Altkanzler mischt sich ein
Bei einer SPD-Personalie schweigt Schröder
25.03.2026 – 04:55 UhrLesedauer: 2 Min.
Nach den schweren SPD-Niederlagen fordert Altkanzler Schröder, dass sich in der Partei einiges ändert. Bei einer Personalie schweigt er hingegen.
Altkanzler Gerhard Schröder rät seiner Partei, der SPD, zu einem konsequent wirtschaftsfreundlichen Reformkurs, ähnlich wie bei seiner Agenda-2010-Politik – und dazu, sich von der Doppelspitze mit zwei Vorsitzenden zu verabschieden.

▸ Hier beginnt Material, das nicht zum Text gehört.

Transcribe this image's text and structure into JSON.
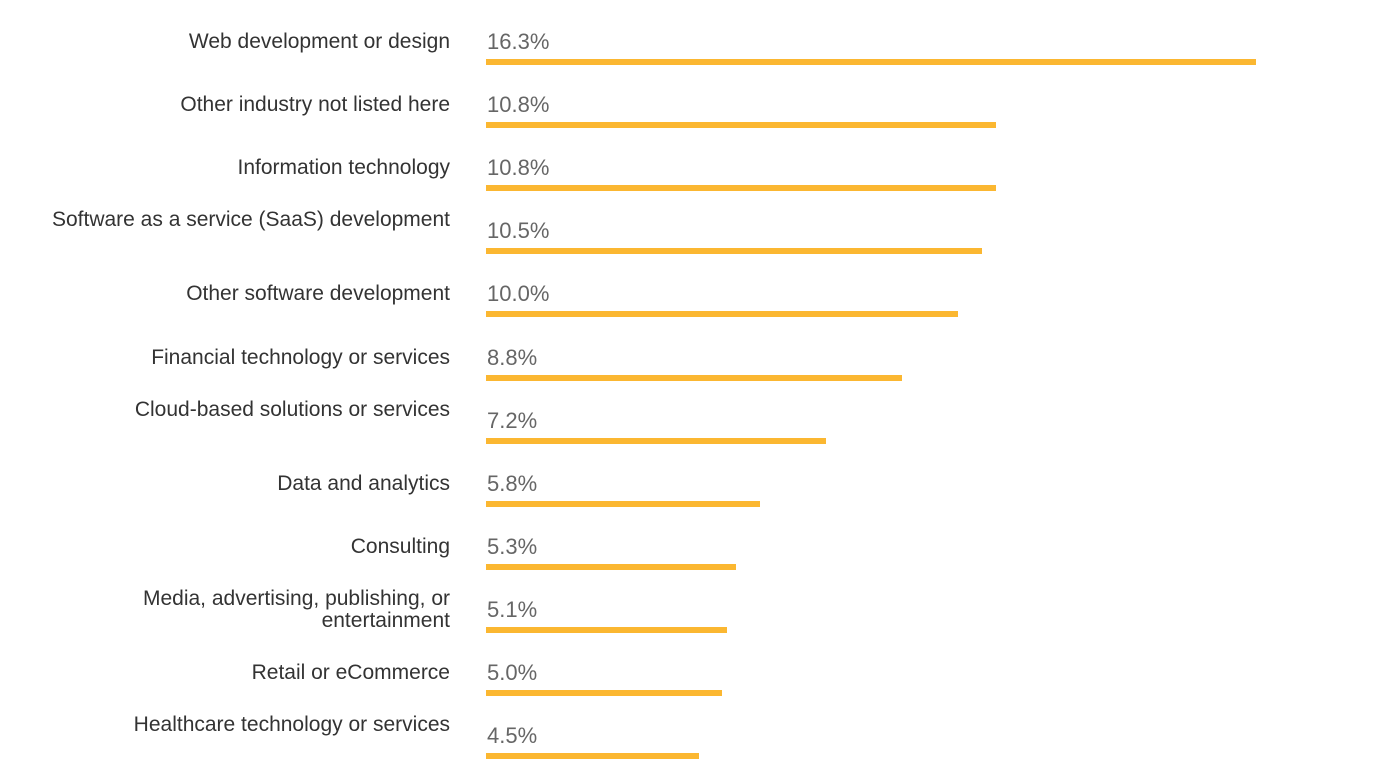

Mit Blick auf die SPD-Niederlagen bei den Landtagswahlen in Baden-Württemberg und Rheinland-Pfalz sagte er der „Süddeutschen Zeitung“: „Wir haben die Wirtschaft vernachlässigt, wir haben uns zu sehr mit Nebenthemen beschäftigt.“ Und: „Eigentlich braucht das Land jetzt eine neue Agenda-Politik, aber das kann nur klappen, wenn die SPD das mit echtem Willen und Mut angeht.“
Nur missmutig Reformen und kleinen Schritten zuzustimmen, sei der falsche Weg, betonte der 81-Jährige. Früher sei die Sozialdemokratie Treiber gesellschaftlichen Fortschritts und mutiger gewesen. So müsse man jetzt zwingend „die Frage des Rentenalters“ diskutieren, da die letzte große Rentenreform 20 Jahre her sei. Die SPD dürfe bei Reformen nicht ständig ein schlechtes Gewissen haben.
Zudem forderte Schröder, den Vizekanzler und Co-Vorsitzenden Lars Klingbeil zu stärken, dessen Autorität in der SPD nach den Wahlniederlagen schwer angeschlagen ist. Das sei „ohne Zweifel ein guter Mann“, sagte er über seinen niedersächsischen Landsmann. Die zweite Co-Vorsitzende, Bärbel Bas, ließ Schröder unerwähnt. „Die Doppelspitze ist Quatsch, und ich würde sie wieder abschaffen“, sagte er. „Das mag bei den Grünen funktionieren, aber eine Organisation wie die SPD braucht klare Führung.“
Im März 2003 hatte der damalige Kanzler Schröder als Antwort auf eine wirtschaftliche Durststrecke und hohe Arbeitslosigkeit unter dem Titel Agenda 2010 tiefgreifende Arbeitsmarkt- und Sozialreformen angekündigt. Damals regierten SPD und Grüne. Viele SPD-Wähler nahmen der Partei die harten Einschnitte lange übel, die das neue Hartz-IV-System mit sich brachte.